Il faut noter que l’Imam ‘Assim ibn Abi an-Najoud est considéré comme lié à la tribu des Bani Asad sans être originaire de cette tribu, ni même d’origine arabe. On utilise en arabe le mot mawla (pluriel mawali) pour désigner une personne dont les origines sont non arabes.
L’imam ‘Assim récita le Coran auprès de Abou ‘Abd ar-Rahman as-Soulami et Zirr ibn Houbaych al-Asadi, et il rapporta aussi des hadiths d’après eux, ainsi que d’après Abou Wa’il, Mous‘ab ibn Sa‘d et une partie des grands Tabi‘ines.
Il a rapporté, également, des hadiths de al-Harith ibn Hassan al-Bakri, et Rifa‘ah ibn Yathribi at-Tamimi (ou at-Taymi), qui sont considérés tous les deux comme compagnons du Prophète (paix et bénédiction sur lui).
L’imam ‘Assim est donc compté parmi les Tabi‘ines « mineurs » qui est la plus jeune génération d’élèves de Compagnons, qui connurent ces derniers durant leur enfance ou leur jeunesse.
Il commença l’enseignement du Coran à Koufa (iqraa), et le fit réciter à plusieurs élèves dont les deux plus grands connus sont :
– Abou Bakr ibn ‘Ayyach, plus connu sous le nom de Chou‘bah
– Hafs ibn Soulayman, qui a transmis la riwayah (version de lecture) la plus répandue dans le monde musulman aujourd’hui.
Ainsi qu’à d’autres grands savants comme al-Moufaddal ibn Mohammad ad-Dabbi, Soulayman al-A‘mach…

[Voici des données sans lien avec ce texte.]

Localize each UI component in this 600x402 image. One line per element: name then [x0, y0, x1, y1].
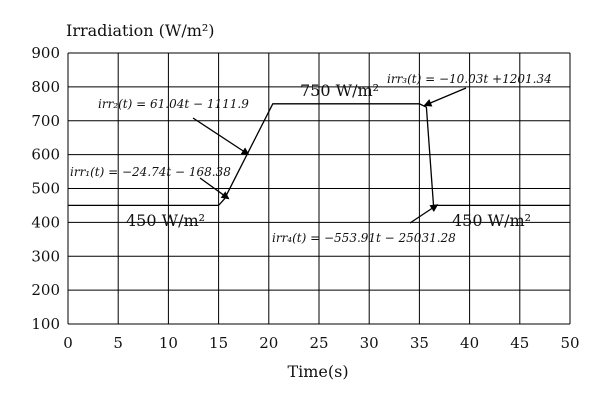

L’imam Hafs raconta que ’Assim lui dit : « La lecture par laquelle je récitais à Abou ‘Abd ar-Rahman est celle par laquelle je t’ai enseigné, et la lecture par laquelle j’ai enseigné à Abou Bakr ibn ‘Ayyach est la lecture que j’ai récitée devant Zirr d’après Ibn Mas‘oud ».
Ceci veut dire que la riwayah de Hafs d’après ‘Assim que nous utilisons de nos jours est issue directement de ‘Ali ibn Abi Talib, par l’intermédiaire de Abou ‘Abd ar-Rahman ; quant à la riwayah de Chou’bah d’après ‘Assim elle est imputée à Ibn Mas‘oud.

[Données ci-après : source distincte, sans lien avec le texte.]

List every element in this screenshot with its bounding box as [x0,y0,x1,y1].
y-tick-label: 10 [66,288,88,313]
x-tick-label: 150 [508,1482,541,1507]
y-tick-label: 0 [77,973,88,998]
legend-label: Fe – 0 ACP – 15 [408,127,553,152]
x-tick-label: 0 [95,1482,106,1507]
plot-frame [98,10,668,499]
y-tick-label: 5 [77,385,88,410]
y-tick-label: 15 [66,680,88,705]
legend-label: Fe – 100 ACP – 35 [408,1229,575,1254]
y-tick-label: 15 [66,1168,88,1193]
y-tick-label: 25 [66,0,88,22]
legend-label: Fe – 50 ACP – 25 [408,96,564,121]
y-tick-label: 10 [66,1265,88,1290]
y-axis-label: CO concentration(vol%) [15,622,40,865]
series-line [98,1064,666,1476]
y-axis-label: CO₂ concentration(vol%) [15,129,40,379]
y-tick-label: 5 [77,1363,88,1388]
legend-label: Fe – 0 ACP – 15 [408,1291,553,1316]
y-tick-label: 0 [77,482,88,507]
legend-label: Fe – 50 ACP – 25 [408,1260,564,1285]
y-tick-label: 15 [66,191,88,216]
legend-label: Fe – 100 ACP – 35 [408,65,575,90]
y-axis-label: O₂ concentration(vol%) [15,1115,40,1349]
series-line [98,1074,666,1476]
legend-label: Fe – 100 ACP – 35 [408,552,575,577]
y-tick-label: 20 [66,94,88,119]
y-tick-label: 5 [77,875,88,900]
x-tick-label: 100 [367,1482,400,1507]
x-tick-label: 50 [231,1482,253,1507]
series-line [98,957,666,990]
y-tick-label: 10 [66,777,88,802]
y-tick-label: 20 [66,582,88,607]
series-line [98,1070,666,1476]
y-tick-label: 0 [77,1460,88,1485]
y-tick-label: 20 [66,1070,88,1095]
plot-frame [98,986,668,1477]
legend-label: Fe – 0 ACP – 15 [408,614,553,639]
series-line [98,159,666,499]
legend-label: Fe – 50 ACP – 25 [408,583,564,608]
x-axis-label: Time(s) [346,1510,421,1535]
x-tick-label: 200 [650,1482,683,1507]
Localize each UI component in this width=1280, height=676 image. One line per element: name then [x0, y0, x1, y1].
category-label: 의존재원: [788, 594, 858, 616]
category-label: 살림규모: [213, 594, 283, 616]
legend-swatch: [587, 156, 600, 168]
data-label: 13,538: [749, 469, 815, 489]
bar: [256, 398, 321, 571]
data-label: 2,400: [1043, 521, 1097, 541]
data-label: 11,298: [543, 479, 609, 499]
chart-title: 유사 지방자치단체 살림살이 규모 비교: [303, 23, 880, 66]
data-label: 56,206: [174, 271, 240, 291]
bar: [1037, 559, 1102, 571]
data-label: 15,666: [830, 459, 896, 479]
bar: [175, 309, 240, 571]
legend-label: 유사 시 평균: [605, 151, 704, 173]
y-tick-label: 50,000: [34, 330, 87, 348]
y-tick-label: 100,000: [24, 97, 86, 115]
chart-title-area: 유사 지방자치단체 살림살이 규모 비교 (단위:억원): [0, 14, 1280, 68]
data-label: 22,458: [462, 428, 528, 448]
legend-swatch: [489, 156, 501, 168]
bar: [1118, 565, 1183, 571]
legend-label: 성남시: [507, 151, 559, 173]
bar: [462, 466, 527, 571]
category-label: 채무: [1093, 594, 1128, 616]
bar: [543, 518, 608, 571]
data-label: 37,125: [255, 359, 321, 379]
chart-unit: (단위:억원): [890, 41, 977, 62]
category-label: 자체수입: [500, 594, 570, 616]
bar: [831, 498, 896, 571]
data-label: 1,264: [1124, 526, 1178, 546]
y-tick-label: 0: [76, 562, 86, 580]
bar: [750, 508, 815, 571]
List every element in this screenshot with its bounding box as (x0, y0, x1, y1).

L’imam ‘Assim finit par diriger l’enseignement du Coran (iqraa) après le décès de son professeur et maître Abou ‘Abd ar-Rahman as-Soulami.
Chou’bah dit : « Lorsque mourut Abou ‘Abd ar-Rahman, ‘Assim se mit à enseigner aux gens à sa place. Et il avait la meilleure voix parmi eux en ce qui concerne le Coran ; si bien qu’il semblait avoir dans son gosier une clochette ».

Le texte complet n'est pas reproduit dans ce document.